Since our initial hypothesis was confirmed, we will start a perspective large cohort study in order to detect detailed different hormonal pathways in EPs pathogenesis between postmenopausal women levothyroxine-treated affected by hypothyroidism and controls.

We will investigate stromal and glandular ERs and PRs expressions in EPs, peripheral and distant endometria in respect to polypoid tissue.

We will also investigate, by immunohistochemical analysis, the expression of TSHRs, type II DIO activity, TRα1, TRα2, TR1β, VEGF, TGF β, and p53 in EPs, and adjacent endometrium in order to elucidate the molecular mechanism through hypothyroidism could induce benign EPs.

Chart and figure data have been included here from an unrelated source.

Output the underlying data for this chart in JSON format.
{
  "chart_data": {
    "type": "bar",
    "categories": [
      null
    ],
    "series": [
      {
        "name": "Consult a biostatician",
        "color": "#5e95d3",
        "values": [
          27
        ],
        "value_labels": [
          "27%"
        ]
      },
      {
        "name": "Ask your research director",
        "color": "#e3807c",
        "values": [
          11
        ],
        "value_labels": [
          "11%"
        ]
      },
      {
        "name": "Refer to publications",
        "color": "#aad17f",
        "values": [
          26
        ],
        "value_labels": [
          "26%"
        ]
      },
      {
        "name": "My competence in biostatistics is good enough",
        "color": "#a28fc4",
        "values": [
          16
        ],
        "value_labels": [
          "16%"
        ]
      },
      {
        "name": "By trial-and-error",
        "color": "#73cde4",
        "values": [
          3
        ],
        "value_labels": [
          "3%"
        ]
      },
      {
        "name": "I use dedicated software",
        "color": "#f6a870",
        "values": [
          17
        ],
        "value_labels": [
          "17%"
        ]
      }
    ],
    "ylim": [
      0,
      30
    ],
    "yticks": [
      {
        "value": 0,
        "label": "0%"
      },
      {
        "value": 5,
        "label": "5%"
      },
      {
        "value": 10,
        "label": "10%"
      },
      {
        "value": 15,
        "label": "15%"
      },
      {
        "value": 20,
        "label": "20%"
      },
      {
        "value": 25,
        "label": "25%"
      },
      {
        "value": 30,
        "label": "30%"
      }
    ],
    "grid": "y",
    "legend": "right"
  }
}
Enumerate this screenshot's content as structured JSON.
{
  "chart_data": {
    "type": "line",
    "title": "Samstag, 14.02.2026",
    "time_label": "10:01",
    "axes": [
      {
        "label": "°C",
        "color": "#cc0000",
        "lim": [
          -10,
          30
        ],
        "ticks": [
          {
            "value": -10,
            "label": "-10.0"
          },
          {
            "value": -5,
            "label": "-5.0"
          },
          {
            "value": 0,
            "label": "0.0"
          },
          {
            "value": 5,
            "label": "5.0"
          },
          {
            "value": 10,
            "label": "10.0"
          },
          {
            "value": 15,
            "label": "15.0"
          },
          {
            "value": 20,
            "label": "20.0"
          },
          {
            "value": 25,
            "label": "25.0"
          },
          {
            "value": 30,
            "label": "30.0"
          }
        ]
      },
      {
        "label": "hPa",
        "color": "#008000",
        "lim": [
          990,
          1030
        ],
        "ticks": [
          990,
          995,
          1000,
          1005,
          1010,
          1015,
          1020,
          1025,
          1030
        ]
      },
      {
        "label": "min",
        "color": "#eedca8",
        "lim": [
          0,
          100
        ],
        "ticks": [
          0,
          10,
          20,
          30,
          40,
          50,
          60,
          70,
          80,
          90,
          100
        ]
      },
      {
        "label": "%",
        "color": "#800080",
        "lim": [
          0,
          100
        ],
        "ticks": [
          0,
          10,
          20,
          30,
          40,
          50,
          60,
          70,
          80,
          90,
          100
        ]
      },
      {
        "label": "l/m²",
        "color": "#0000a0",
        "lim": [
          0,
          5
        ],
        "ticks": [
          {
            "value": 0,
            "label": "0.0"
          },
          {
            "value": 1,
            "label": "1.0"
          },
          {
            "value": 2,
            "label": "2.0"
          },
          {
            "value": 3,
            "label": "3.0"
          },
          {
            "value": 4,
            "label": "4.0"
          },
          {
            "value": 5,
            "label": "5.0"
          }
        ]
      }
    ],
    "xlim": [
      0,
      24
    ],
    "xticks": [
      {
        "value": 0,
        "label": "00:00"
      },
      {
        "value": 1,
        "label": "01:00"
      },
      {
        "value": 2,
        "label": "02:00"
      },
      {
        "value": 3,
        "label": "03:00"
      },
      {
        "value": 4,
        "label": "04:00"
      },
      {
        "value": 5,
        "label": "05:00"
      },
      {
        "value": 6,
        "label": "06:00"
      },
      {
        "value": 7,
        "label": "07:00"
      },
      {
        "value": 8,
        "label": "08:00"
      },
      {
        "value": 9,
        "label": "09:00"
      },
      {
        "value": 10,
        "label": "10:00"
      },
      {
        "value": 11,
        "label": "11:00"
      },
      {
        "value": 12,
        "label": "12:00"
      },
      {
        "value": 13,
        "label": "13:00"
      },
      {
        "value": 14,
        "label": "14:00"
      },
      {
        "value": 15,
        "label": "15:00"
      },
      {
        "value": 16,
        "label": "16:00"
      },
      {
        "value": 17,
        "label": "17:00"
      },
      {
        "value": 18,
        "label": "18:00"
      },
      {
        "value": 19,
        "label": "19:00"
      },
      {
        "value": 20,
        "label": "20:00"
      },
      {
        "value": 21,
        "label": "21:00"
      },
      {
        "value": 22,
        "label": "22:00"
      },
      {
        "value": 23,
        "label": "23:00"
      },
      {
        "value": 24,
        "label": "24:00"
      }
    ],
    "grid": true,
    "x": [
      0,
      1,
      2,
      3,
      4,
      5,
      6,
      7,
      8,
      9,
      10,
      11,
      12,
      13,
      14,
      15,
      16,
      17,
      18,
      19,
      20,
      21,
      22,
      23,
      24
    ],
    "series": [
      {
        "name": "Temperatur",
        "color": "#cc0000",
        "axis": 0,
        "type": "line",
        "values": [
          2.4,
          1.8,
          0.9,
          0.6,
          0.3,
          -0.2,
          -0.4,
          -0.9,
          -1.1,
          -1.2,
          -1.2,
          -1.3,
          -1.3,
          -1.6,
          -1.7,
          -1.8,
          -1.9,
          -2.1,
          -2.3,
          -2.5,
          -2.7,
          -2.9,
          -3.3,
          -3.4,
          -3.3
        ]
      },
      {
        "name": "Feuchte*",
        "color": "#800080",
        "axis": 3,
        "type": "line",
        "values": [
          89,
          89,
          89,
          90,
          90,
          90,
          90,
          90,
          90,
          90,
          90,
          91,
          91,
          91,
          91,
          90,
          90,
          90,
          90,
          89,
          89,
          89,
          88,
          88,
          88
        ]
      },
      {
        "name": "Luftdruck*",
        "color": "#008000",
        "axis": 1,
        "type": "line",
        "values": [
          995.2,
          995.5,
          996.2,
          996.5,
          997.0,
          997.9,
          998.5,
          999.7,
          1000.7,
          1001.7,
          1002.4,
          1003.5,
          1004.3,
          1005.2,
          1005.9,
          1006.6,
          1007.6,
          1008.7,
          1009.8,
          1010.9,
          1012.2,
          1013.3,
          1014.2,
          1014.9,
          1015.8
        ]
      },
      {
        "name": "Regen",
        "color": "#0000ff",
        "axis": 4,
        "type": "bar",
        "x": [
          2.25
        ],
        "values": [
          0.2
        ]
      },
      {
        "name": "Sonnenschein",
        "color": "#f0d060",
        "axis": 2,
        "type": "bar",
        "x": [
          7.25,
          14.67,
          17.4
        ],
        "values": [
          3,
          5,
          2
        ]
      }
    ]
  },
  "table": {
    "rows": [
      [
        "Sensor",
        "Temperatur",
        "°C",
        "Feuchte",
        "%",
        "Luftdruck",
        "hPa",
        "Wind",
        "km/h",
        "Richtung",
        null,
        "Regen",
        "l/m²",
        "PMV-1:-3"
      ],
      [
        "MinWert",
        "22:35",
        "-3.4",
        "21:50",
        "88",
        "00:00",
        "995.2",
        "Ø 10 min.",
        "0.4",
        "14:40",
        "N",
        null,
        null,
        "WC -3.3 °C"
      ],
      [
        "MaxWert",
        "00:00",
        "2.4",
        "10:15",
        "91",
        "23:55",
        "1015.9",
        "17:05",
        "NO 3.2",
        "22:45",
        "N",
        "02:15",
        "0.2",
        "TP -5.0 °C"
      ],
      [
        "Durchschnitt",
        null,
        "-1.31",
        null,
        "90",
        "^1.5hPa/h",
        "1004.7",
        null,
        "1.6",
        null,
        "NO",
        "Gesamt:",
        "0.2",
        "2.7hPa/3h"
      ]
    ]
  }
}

This hypothesis is based on a possible double action of hypothyroidism and thyroxine intake: on one hand the subclinical TSH increased levels and its possible circadian oscillation linked to levothyroxine pharmacokinetic could stimulate the endometrial TSHRs (increasing type 2 DIO activity); on the other hand the circulating levels of exogenous thyroxine could be locally metabolized in active form by type 2 DIO stimulating ERs (especially stromal ones) simulating the action of estrogens.

The absence of glandular and stromal atypia detection during histological investigation of EPs proliferating by this mechanism could be related to high levels of PRs expression induced by ERs activity similar to the mechanism of onset of EPs detected in premenopausal women.

Conflict of Interests

All authors declare no conflict of interests.